Median: If all values are placed in order, this is the midpoint – the central value in the list, or the average of the central two values if there are an even number of values.
Let me explain further. Look at the following simple set of data:-
1, 8, 10, 7, 4, 8, 6, 2, 3, 7
To work out the mean of this set, we add all of the figures together and divide by 10 (the number of values available). This would give us:-
1+8+10+7+4+8+6+2+3+7 = 56, which divided by 10 returns a value of 5.6. So in this case, 5.6 is the mean.

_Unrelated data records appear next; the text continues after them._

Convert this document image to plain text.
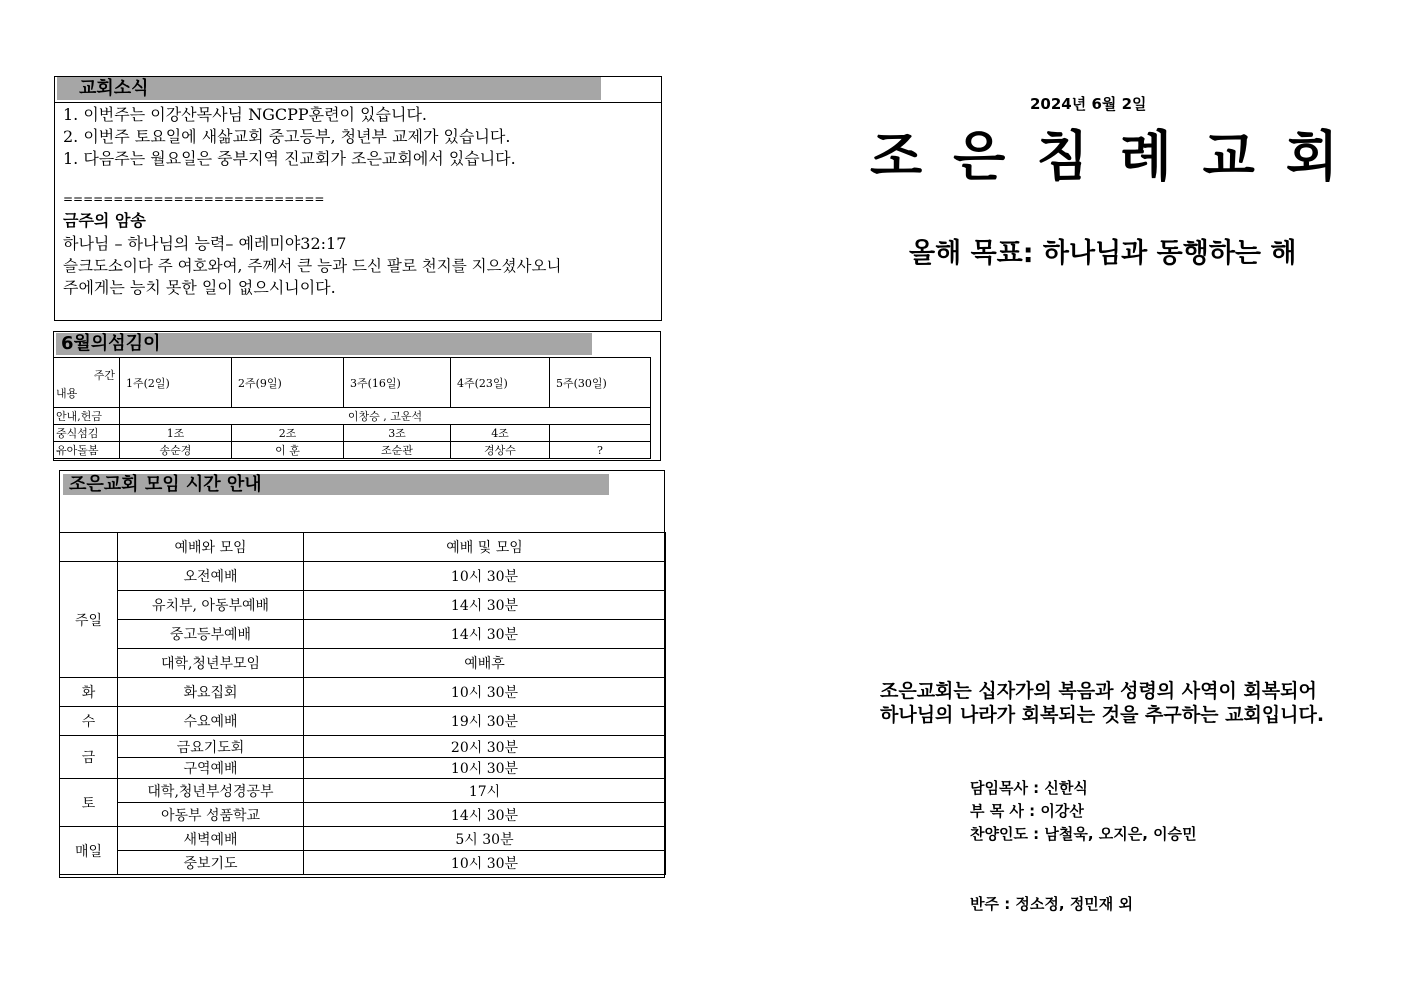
교회소식
1. 이번주는 이강산목사님 NGCPP훈련이 있습니다.
2. 이번주 토요일에 새삶교회 중고등부, 청년부 교제가 있습니다.
1. 다음주는 월요일은 중부지역 진교회가 조은교회에서 있습니다.
==========================
금주의 암송
하나님 – 하나님의 능력– 예레미야32:17
슬크도소이다 주 여호와여, 주께서 큰 능과 드신 팔로 천지를 지으셨사오니
주에게는 능치 못한 일이 없으시니이다.
6월의섬김이
주간
내용	1주(2일)	2주(9일)	3주(16일)	4주(23일)	5주(30일)
안내,헌금	이창승 , 고운석				
중식섬김	1조	2조	3조	4조	
유아돌봄	송순경	이 훈	조순관	경상수	?
조은교회 모임 시간 안내
	예배와 모임	예배 및 모임
주일	오전예배	10시 30분
	유치부, 아동부예배	14시 30분
	중고등부예배	14시 30분
	대학,청년부모임	예배후
화	화요집회	10시 30분
수	수요예배	19시 30분
금	금요기도회	20시 30분
	구역예배	10시 30분
토	대학,청년부성경공부	17시
	아동부 성품학교	14시 30분
매일	새벽예배	5시 30분
	중보기도	10시 30분
2024년 6월 2일
조은침례교회
올해 목표: 하나님과 동행하는 해
조은교회는 십자가의 복음과 성령의 사역이 회복되어
하나님의 나라가 회복되는 것을 추구하는 교회입니다.
담임목사 : 신한식
부 목 사 : 이강산
찬양인도 : 남철욱, 오지은, 이승민
반주 : 정소정, 정민재 외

To get to median, we first need to sort the values in ascending order, which would give us:-
1, 2, 3, 4, 6, 7, 7, 8, 8, 10
As there are an even number of figures here, the median is the average of the two middle figures in the list (6 and 7), which is 6.5.
Pretty easy, huh?
So, which should you use and when? It depends on the data you have to hand and how you want to report on it. In our case the two are pretty close, mainly because there is only a small amount of data and also that the range of figures only runs from 1 to 10.
What if the data were more like this?
1, 4, 8, 2, 9, 3, 7, 9, 2, 1026
Let’s quickly work these out:-
Which would you use, taking the data into account, and why?
Well..take a look at the data. The value of 1026 is much, much higher than the rest. It’s actually what we would refer to as an outlier, which means it is one that possibly falls outside of the expected or observed set of values. Using the mean calculation in these cases takes that outlying value into consideration and ‘drags’ the mean more towards the larger value, giving a skewed view of ‘middle’. Median, however, looks the values as a whole and finds the value in the middle, which, given the data presented gives us a much more reasonable measure.
Which to use and in what circumstances does depend on the data. If the data you’re reporting on is ‘normal’ in nature (that is, no outliers and, when plotted in a graphs follows a ‘normal distribution’ (or symmetrical distribution) of values, then I would say go for the mean. If there are outliers present, then the median can give a much better view of ‘middle’, as the distribution might be skewed one way or the other. As with all analysis it’s often useful to use a little commonsense when looking at the figures you’ve left and choose appropriately.
As a real world example we could ask why, in the BBC article I posted about yesterday, they used the median age of users for reporting rather than the mean.
Why? It’s quite simple. Because of the nature of Facebook it’s pretty much a given that younger people will make up the majority of users, but the presence of ‘middle age and over’ users might actually skew the reported ‘middle’ value if mean were used.
As with most things, both figures can be useful, but think about the data you’re using.